De barsten in het geloof, zoals mijn grootmoeder dat voorhield, lieten een nieuw soort licht naar binnen vallen. Ik zie meditatie nu als een pad voor geestelijke ontwikkeling. Je kunt geen boeddhist worden, maar er hooguit naar handelen. Van moment tot moment zonder –isme. Een weg naar vrij zijn waarbij ik mijn eigen gedachten kan laten voor wat ze zijn. Het Zijn is dus niet in het denken besloten, maar het Zijn kan het denken waarnemen. Ook kan het Zijn de wisselwerking beschouwen tussen gedachten en lichamelijke reacties en andersom. Ik ging mij realiseren dat ik mijn lichaamssignalen verwaarloosd had, terwijl in mijn lichaam de hele kosmos tezamen komt, de totale evolutionaire geschiedenis besloten ligt, maar ook het transcendente tot uitdrukking komt. Van mijzelf houden betekent dat ik de pijn en de spanning aanvaard en niet langer wegdruk als iets wat niet bij mij hoort. Het betekende wel dat ik door een diep dal heen moest.
Via YouTube kwam ik in aanraking met Edel Maex (psychiater / zenboeddhist). Zijn geleide meditaties helpen mij een heel eind op weg. Een weg naar concentratie en innerlijke rust. Een waarop ik leer mijn geest te zuiveren van zorgen, passiviteit en veroordelingen en sla de weg in van mild zijn voor mijzelf en anderen. Nu zie ik ook een duidelijk verband met de vrije associatie in de psychoanalyse, waarbij je inzicht krijgt in gedachten, gevoelens en ervaringen.

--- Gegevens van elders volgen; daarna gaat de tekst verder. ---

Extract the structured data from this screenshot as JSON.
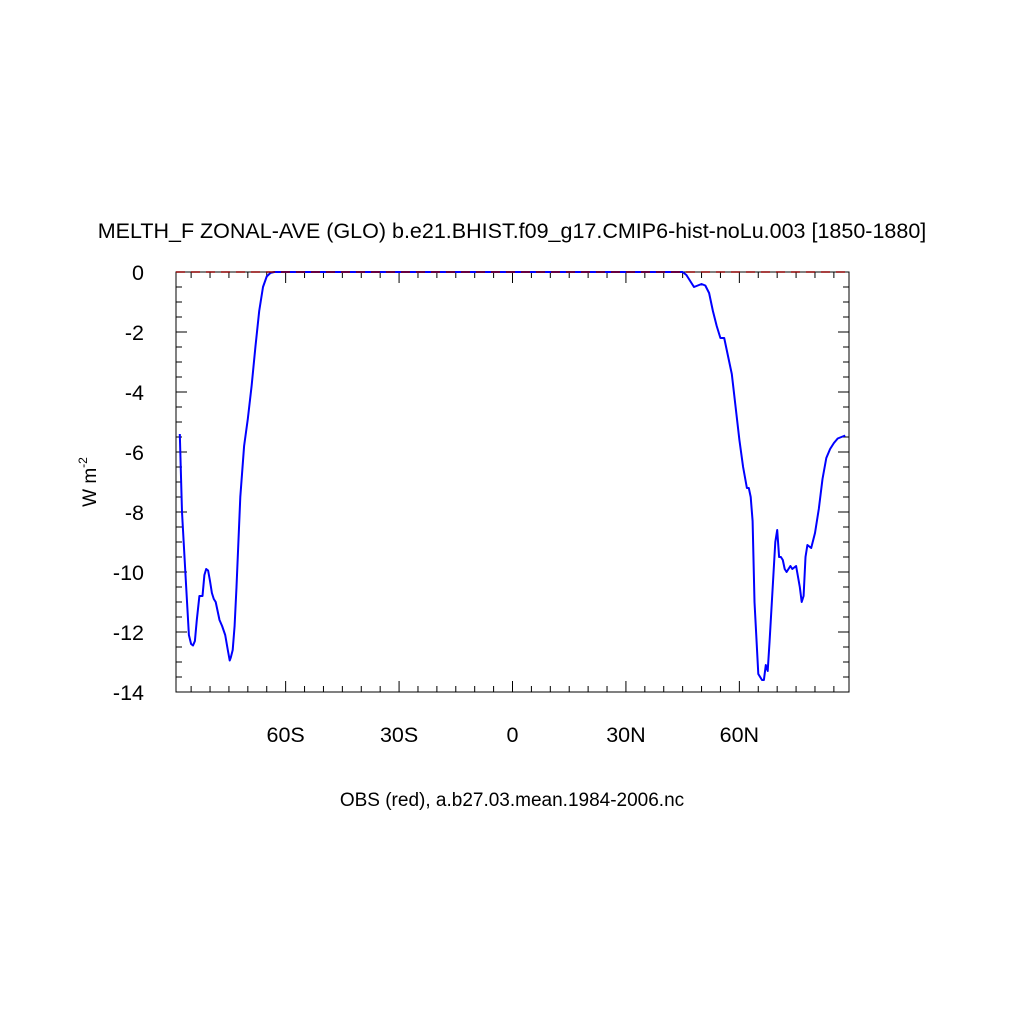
{
  "chart_data": {
    "type": "line",
    "title": "MELTH_F ZONAL-AVE (GLO) b.e21.BHIST.f09_g17.CMIP6-hist-noLu.003 [1850-1880]",
    "subtitle": "OBS (red), a.b27.03.mean.1984-2006.nc",
    "xlabel": "",
    "ylabel": "W m",
    "ylabel_superscript": "-2",
    "xlim": [
      -89,
      89
    ],
    "ylim": [
      -14,
      0
    ],
    "xticks": [
      -60,
      -30,
      0,
      30,
      60
    ],
    "xtick_labels": [
      "60S",
      "30S",
      "0",
      "30N",
      "60N"
    ],
    "yticks": [
      0,
      -2,
      -4,
      -6,
      -8,
      -10,
      -12,
      -14
    ],
    "ytick_labels": [
      "0",
      "-2",
      "-4",
      "-6",
      "-8",
      "-10",
      "-12",
      "-14"
    ],
    "grid": false,
    "series": [
      {
        "color": "#0000ff",
        "style": "solid",
        "x": [
          -88,
          -87.4,
          -86.5,
          -85.6,
          -85,
          -84.5,
          -84,
          -83.5,
          -82.8,
          -82,
          -81.5,
          -81,
          -80.5,
          -80,
          -79.5,
          -79,
          -78.5,
          -78,
          -77.5,
          -76.8,
          -76,
          -75.3,
          -74.8,
          -74.5,
          -74,
          -73.5,
          -73,
          -72.5,
          -72,
          -71,
          -70,
          -69,
          -68,
          -67,
          -66,
          -65,
          -64,
          -63,
          -62,
          -61,
          -60,
          -59,
          -58,
          -57,
          -56,
          -55,
          -54.5,
          -54,
          -53.5,
          -53,
          -52,
          -51,
          -50,
          -45,
          -30,
          0,
          30,
          44,
          45,
          46,
          47,
          48,
          49,
          50,
          51,
          52,
          53,
          54,
          55,
          56,
          57,
          58,
          59,
          60,
          61,
          62,
          62.5,
          63,
          63.5,
          64,
          65,
          66,
          66.5,
          67,
          67.5,
          68,
          69,
          69.5,
          70,
          70.5,
          71,
          71.5,
          72,
          72.5,
          73,
          73.5,
          74,
          75,
          76,
          76.5,
          77,
          77.5,
          78,
          79,
          80,
          81,
          82,
          83,
          84,
          85,
          86,
          87,
          88
        ],
        "y": [
          -5.4,
          -8.0,
          -10.1,
          -12.1,
          -12.4,
          -12.45,
          -12.3,
          -11.6,
          -10.8,
          -10.8,
          -10.1,
          -9.9,
          -9.95,
          -10.3,
          -10.7,
          -10.9,
          -11.0,
          -11.3,
          -11.6,
          -11.8,
          -12.1,
          -12.6,
          -12.95,
          -12.85,
          -12.6,
          -11.8,
          -10.5,
          -9.0,
          -7.5,
          -5.8,
          -4.9,
          -3.8,
          -2.5,
          -1.3,
          -0.5,
          -0.15,
          -0.03,
          0,
          0,
          0,
          0,
          0,
          0,
          0,
          0,
          0,
          0,
          0,
          0,
          0,
          0,
          0,
          0,
          0,
          0,
          0,
          0,
          0,
          0,
          -0.1,
          -0.3,
          -0.5,
          -0.45,
          -0.4,
          -0.45,
          -0.7,
          -1.3,
          -1.8,
          -2.2,
          -2.2,
          -2.8,
          -3.4,
          -4.5,
          -5.6,
          -6.5,
          -7.2,
          -7.2,
          -7.5,
          -8.3,
          -11.0,
          -13.4,
          -13.6,
          -13.6,
          -13.1,
          -13.3,
          -12.3,
          -10.1,
          -9.0,
          -8.6,
          -9.5,
          -9.5,
          -9.6,
          -9.9,
          -10.0,
          -9.9,
          -9.8,
          -9.9,
          -9.8,
          -10.5,
          -11.0,
          -10.8,
          -9.5,
          -9.1,
          -9.2,
          -8.7,
          -7.9,
          -6.9,
          -6.2,
          -5.9,
          -5.7,
          -5.55,
          -5.5,
          -5.45
        ]
      },
      {
        "color": "#8b0000",
        "style": "dashed",
        "x": [
          -89,
          89
        ],
        "y": [
          0,
          0
        ]
      }
    ]
  }
}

Alleen leer je ze nu zelf onder ogen te zien. Het onbewuste wordt bewust, zonder dat het met je aan de haal hoeft te gaan. Zonder dat het geduid hoeft te worden vanuit de logos. Mijn ware aard wordt zichtbaarder van de scheppende krachten tot in het diepst van mijn duistere kanten. Ik kan het laten zijn, zonder er iets mee te hoeven doen. Dat schept vrijheid en sowieso een zekere mate van verlichting. Nu zie ik in dat een leraar niet iemand is die je de weg kan wijzen, maar je hooguit kan helpen om je eigen weg te vinden. Hij nodigt je uit; zonder opgeheven vinger.
In mijn fantasie zie ik mijn grootmoeder. Ze zit in haar sleetse leunstoel en haar krantenbak met religieuze geschriften staat naast haar. Haar gezicht staat bezorgd en zij vraagt hoe mijn verhouding met God is. Ik leg haar uit dat haar God voor haar tastbaar is, maar voor mij een niet te bevatten bovenmenselijke dimensie vertegenwoordigt. Hij is een immense kracht in zichzelf en door zichzelf. Ik verlaat daarmee een godsbeeld in een gepersonifieerde vorm, een beeld waar van alles en nog wat aan toegeschreven wordt. Ik leg haar respectvol uit dat haar God goed voor haar is en dat ik die niet hoef te verlaten. ‘Het is uw God, hij helpt en geleidt u’, maar voor mij laat God zich niet kennen. Ik kan hooguit in mijzelf een weg zien te vinden die leidt naar innerlijke vrede in mijzelf en met mijzelf, door in meditatieve houding niets te doen. Hooguit te aanschouwen. Jezus zei: ‘Het koninkrijk Gods is in U’ en Boeddha wees een praktische weg. En dat betekent dat smart onderdeel van het leven is en dat je dit kunt doorleven. ‘Ben je dan boeddhist geworden?’, vraagt ze aan mij. ‘Ik denk van niet.”, antwoordde ik. ‘Ik aanvaard dus ik ben.’